主将就任に際して田中武宏監督から求められたのは、前のチームで主将を務めた村松開人(現・中日ドラゴンズ)と「同じことをしなくていい」ということだった。上田は「特別なことをせず、チームのためになることを普通にすればいい」と受け取った。

試合中、上田の立ち振る舞いを見ていると、それを着実に行動へ移しているように感じる。守備が終わって攻撃に移る際は、マウンド付近で試合球を受け取り、ピッチャープレートを右手で掃き、ボールを丁寧にもんでプレートの上に置く。ベンチに戻ると、打席を控える選手たちに相手投手の特徴を伝え、味方の攻撃中はベンチの最前列で応援。
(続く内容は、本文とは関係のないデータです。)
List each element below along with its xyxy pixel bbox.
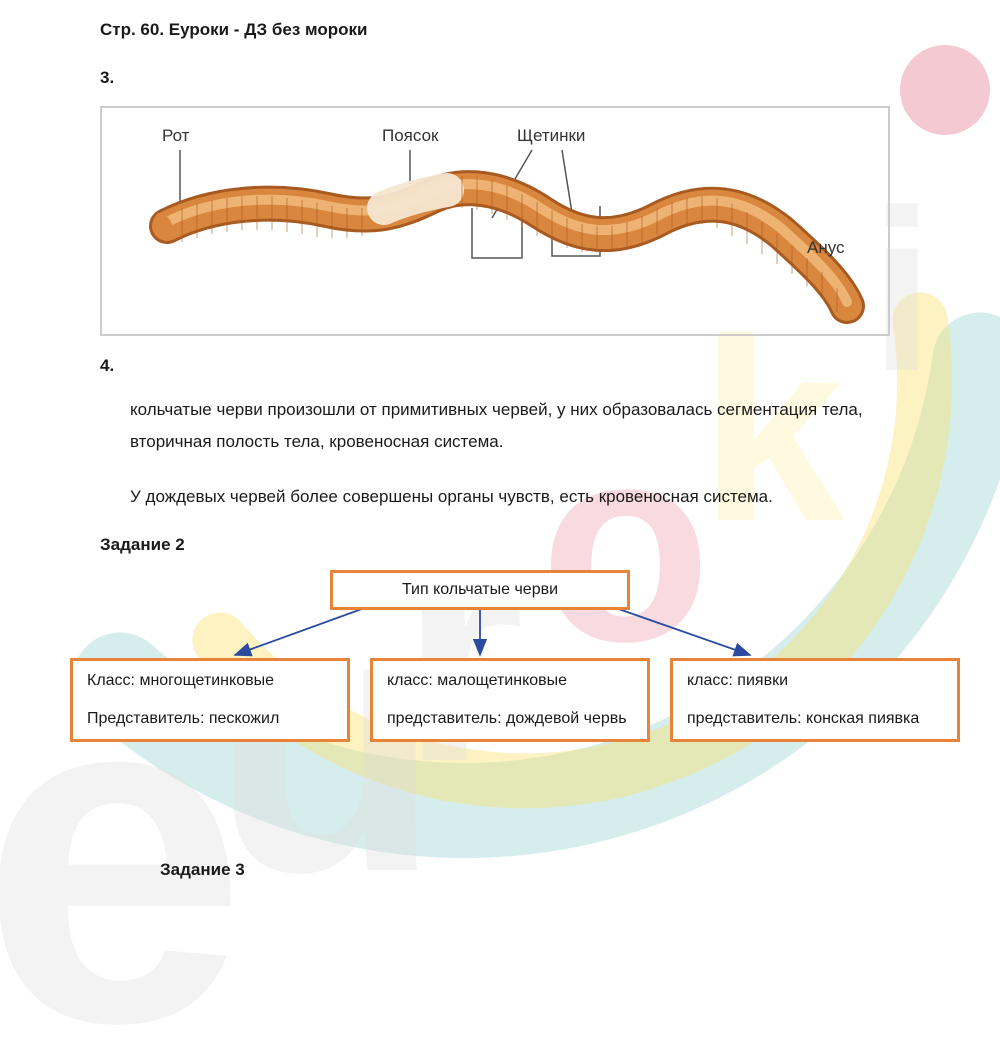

守備につく際は捕手の小島大河(2年、東海大相模)らに一声かけることを欠かさない。

開幕週の東京大学戦では、2点リードの五回2死三塁からセーフティーバントを試みる場面もあった。「どうしても1点取りたかったんでしょうね。びっくりしましたよ」と田中監督も驚くほどの奇襲だった。この試合に先発した村田賢一(4年、春日部共栄)は「3年生まで(の上田)だったら考えられない」。この言葉からも、チームのことを第一に考えた末の作戦だったことが容易に想像できる。

守備から攻撃に移る際、試合球を丁寧にもんでピッチャープレートに置く

あと二塁打が出ればサイクル、九回の守備で気付いた

立教大戦では五回に中前安打、七回には右中間を破る三塁打を放ち、あと二塁打が出れば歴代9人目となるサイクル安打達成となった。本人に気付いていたか尋ねると、「九回に(守備で)ボール回しをしているとき、客観的に、冷静に考えたときに気付きました」と答えた。さらに、八回の攻撃で「自分まで回ってこい」と思わなかったか重ねて聞くと「1点でも多く入ってくれ、という感じで応援してました」。この受け答えが、何とも上田らしい。

東京六大学の通算最多打点記録は、当時早稲田大学の岡田彰布さん(現・阪神タイガース監督)がマークした81。上田も狙えるのでは、という趣旨の質問には「無理だろうなという話はしています」と苦笑い。大学最後のシーズンも残すところ、慶應義塾大学と法政大学との2カードとなった。記録には届かないにしても、チームの大黒柱がチャンスで一打を出せれば、4連覇が近づいてくることは疑いようがない。